A spokeswoman for CAA said Kidman had read and liked the script but "she is currently not attached." The individual close to the project said Kidman was expected to star but no deal was in place.
Sheldrick, who's now 76, spent much of her life protecting elephants from war and poaching. After perfecting a milk formula for baby elephants and rhinos, she hand-reared more than 70 elephants and helped rescue other aniamls stolen from Botswana for brutal "training" in South Africa.

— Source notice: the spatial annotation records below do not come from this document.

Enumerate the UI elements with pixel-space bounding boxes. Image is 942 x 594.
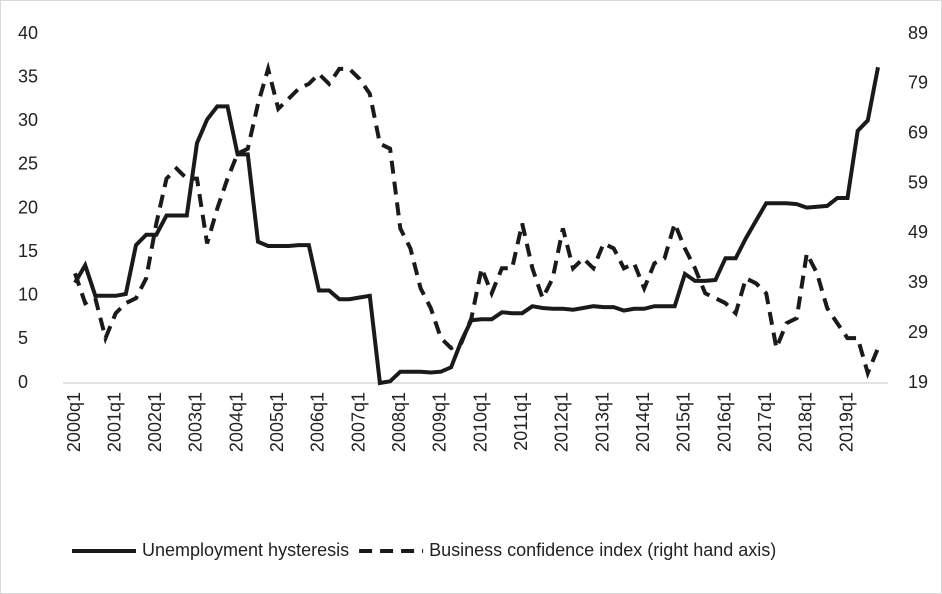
y2-tick-label: 69: [908, 122, 928, 142]
y-tick-label: 15: [18, 241, 38, 261]
x-tick-label: 2007q1: [348, 392, 368, 452]
y-tick-label: 35: [18, 66, 38, 86]
y2-tick-label: 89: [908, 23, 928, 43]
y2-tick-label: 29: [908, 322, 928, 342]
y-tick-label: 10: [18, 285, 38, 305]
y2-tick-label: 39: [908, 272, 928, 292]
y-tick-label: 0: [18, 372, 28, 392]
y2-tick-label: 19: [908, 372, 928, 392]
x-tick-label: 2001q1: [104, 392, 124, 452]
x-tick-label: 2012q1: [552, 392, 572, 452]
y2-tick-label: 59: [908, 172, 928, 192]
y-tick-label: 30: [18, 110, 38, 130]
y-tick-label: 40: [18, 23, 38, 43]
x-tick-label: 2008q1: [389, 392, 409, 452]
x-tick-label: 2018q1: [796, 392, 816, 452]
series-line: [73, 61, 880, 380]
x-tick-label: 2010q1: [470, 392, 490, 452]
x-tick-label: 2016q1: [714, 392, 734, 452]
x-tick-label: 2014q1: [633, 392, 653, 452]
x-tick-label: 2015q1: [674, 392, 694, 452]
x-tick-label: 2013q1: [592, 392, 612, 452]
x-tick-label: 2006q1: [308, 392, 328, 452]
y-tick-label: 25: [18, 154, 38, 174]
legend-label: Business confidence index (right hand ax…: [429, 540, 776, 560]
x-tick-label: 2009q1: [430, 392, 450, 452]
y2-tick-label: 79: [908, 73, 928, 93]
x-tick-label: 2000q1: [64, 392, 84, 452]
x-tick-label: 2005q1: [267, 392, 287, 452]
series-line: [73, 66, 880, 386]
y2-tick-label: 49: [908, 222, 928, 242]
x-tick-label: 2004q1: [226, 392, 246, 452]
x-tick-label: 2011q1: [511, 392, 531, 451]
x-tick-label: 2003q1: [186, 392, 206, 452]
y-tick-label: 20: [18, 197, 38, 217]
legend: Unemployment hysteresis Business confiden…: [72, 540, 776, 560]
y-tick-label: 5: [18, 328, 28, 348]
legend-label: Unemployment hysteresis: [142, 540, 349, 560]
x-tick-label: 2019q1: [836, 392, 856, 452]
x-tick-label: 2017q1: [755, 392, 775, 452]
x-tick-label: 2002q1: [145, 392, 165, 452]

Phillip Noyce, who directed the 1992 "Patriot Games," the 1994 "Clear and Present Danger" and the 2010 "Salt," among others, is attached to direct, and two distributors are close to signing to release the film domestically and internationally, according to the insider on the project.
The film has a complicated history. Nick Cassavetes had been attached to direct, but was let go. He later sued New Line, but dropped the lawsuit. After that, Walter Salles reportedly was in negotiations to direct the movie.
The producers expect the movie to begin shooting in September..
Sheldrick also is featured in the 3D IMAX film "Born to Be Wild." She is the author of four books and the subject of a BBC documentary, "Elephant Diaries."
Noyce directed Kidman in the 1989 "Dead Calm."
Kidman is repped by CAA. Noyce is repped by UTA.